В смиренном взгляде увядшей леди на мгновение загорелся свет радости.
– Боюсь, Дик не из их числа, – вздохнула она.
– Что делать, – добродушно ответил ее супруг, – я не сам себя сделал. Я всегда была рабом красоты и всегда им буду. В кругу друзей нет смысла притворяться, как будто ты не потеряла свою прелесть, старушка. – Он с добрыми намерениями положил изнеженную руку на ее костлявое плечо. – Но не стоит мучить себя переживаниями, словно ты сделала это нарочно.

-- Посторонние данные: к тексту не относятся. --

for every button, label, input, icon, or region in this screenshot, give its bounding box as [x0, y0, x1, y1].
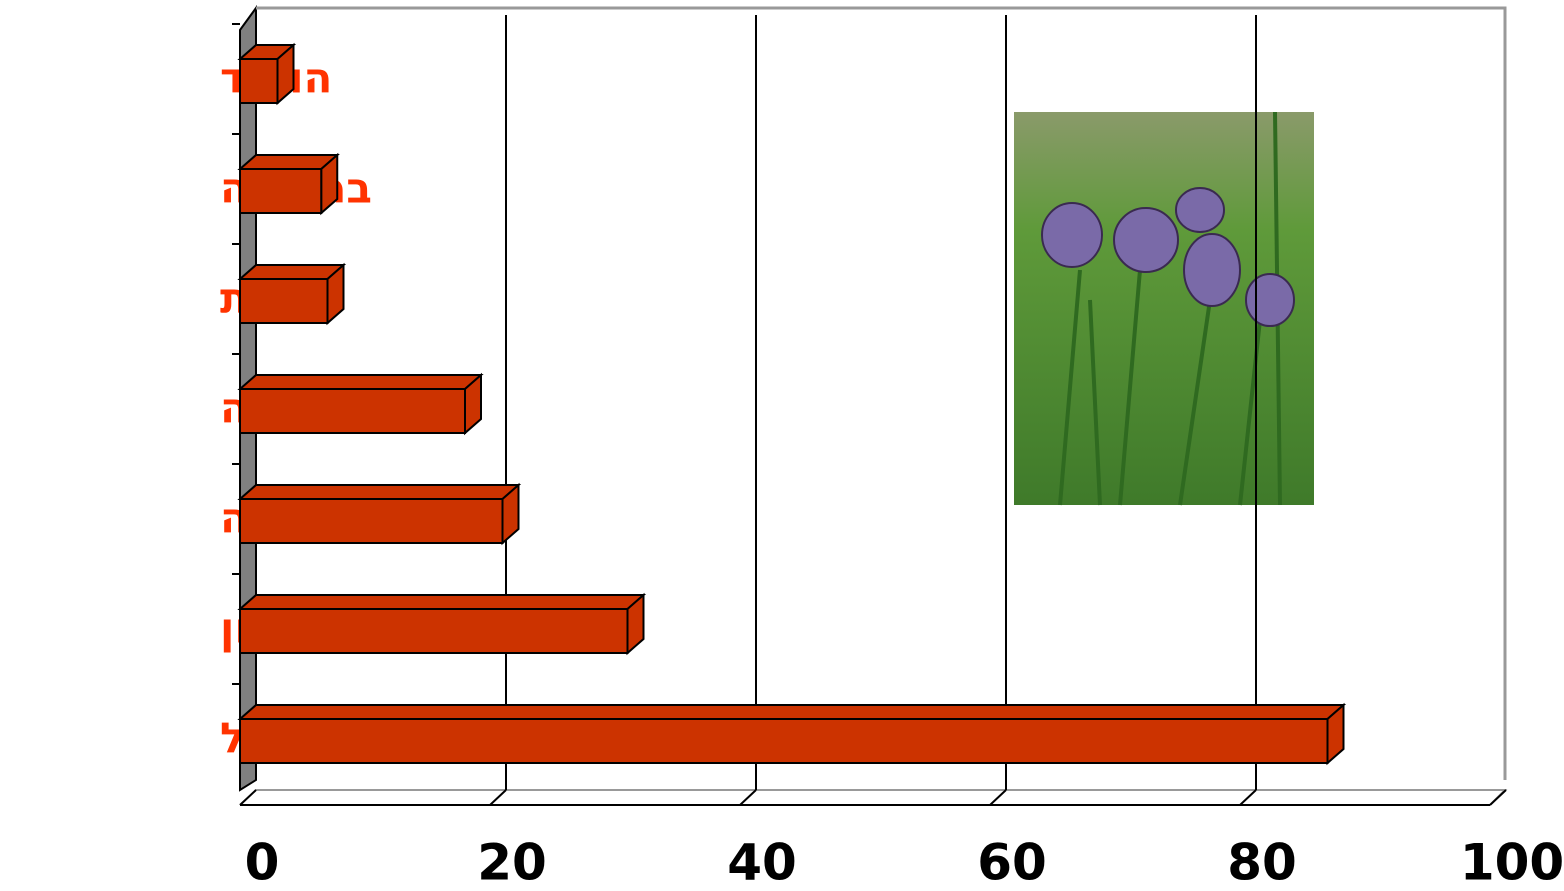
bar-front: [239, 608, 629, 654]
tick-mark: [1489, 789, 1507, 806]
bar-top: [237, 704, 1347, 720]
bar-front: [239, 498, 504, 544]
x-tick-label: 80: [1227, 834, 1297, 891]
tick-mark: [239, 789, 257, 806]
bar: [237, 42, 297, 106]
photo: [1014, 111, 1314, 506]
bar-front: [239, 58, 279, 104]
bar-top: [237, 264, 347, 280]
bar: [237, 482, 522, 546]
bar: [237, 702, 1347, 766]
bar: [237, 262, 347, 326]
x-tick-label: 60: [977, 834, 1047, 891]
tick-mark: [989, 789, 1007, 806]
bar: [237, 592, 647, 656]
bar-front: [239, 388, 466, 434]
tick-mark: [489, 789, 507, 806]
bar-front: [239, 718, 1329, 764]
tick-mark: [739, 789, 757, 806]
x-tick-label: 0: [245, 834, 280, 891]
bar-front: [239, 278, 329, 324]
bar-top: [237, 374, 484, 390]
bar-top: [237, 484, 522, 500]
plot: 020406080100הולנדבריטניהצרפתאיטליהקליפור…: [220, 15, 1564, 891]
bar: [237, 152, 340, 216]
x-tick-label: 20: [477, 834, 547, 891]
x-tick-label: 40: [727, 834, 797, 891]
bar-top: [237, 594, 647, 610]
bar-front: [239, 168, 323, 214]
tick-mark: [1239, 789, 1257, 806]
bar: [237, 372, 484, 436]
x-tick-label: 100: [1460, 834, 1564, 891]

Никто, кроме человека влюбленного, не воображает, что женщина становится красивее с годами.
– Похоже, некоторые женщины считают так же, – ответила его жена.
Невольно она бросила взгляд туда, где сидела миссис Кэмелфорд, положив локти на стол, и невольно взгляд маленьких сверкающих глаз ее мужа устремился в том же направлении.
Есть тип женщин, которые достигают расцвета в среднем возрасте. Миссис Кэмелфорд, урожденная Джессика Дирвуд, в двадцать была созданием странного вида, и большинству мужчин в ней могли понравиться только ее великолепные глаза, но даже они больше отпугивали, чем очаровывали. В сорок миссис Кэмелфорд могла бы позировать ни много ни мало для статуи Юноны.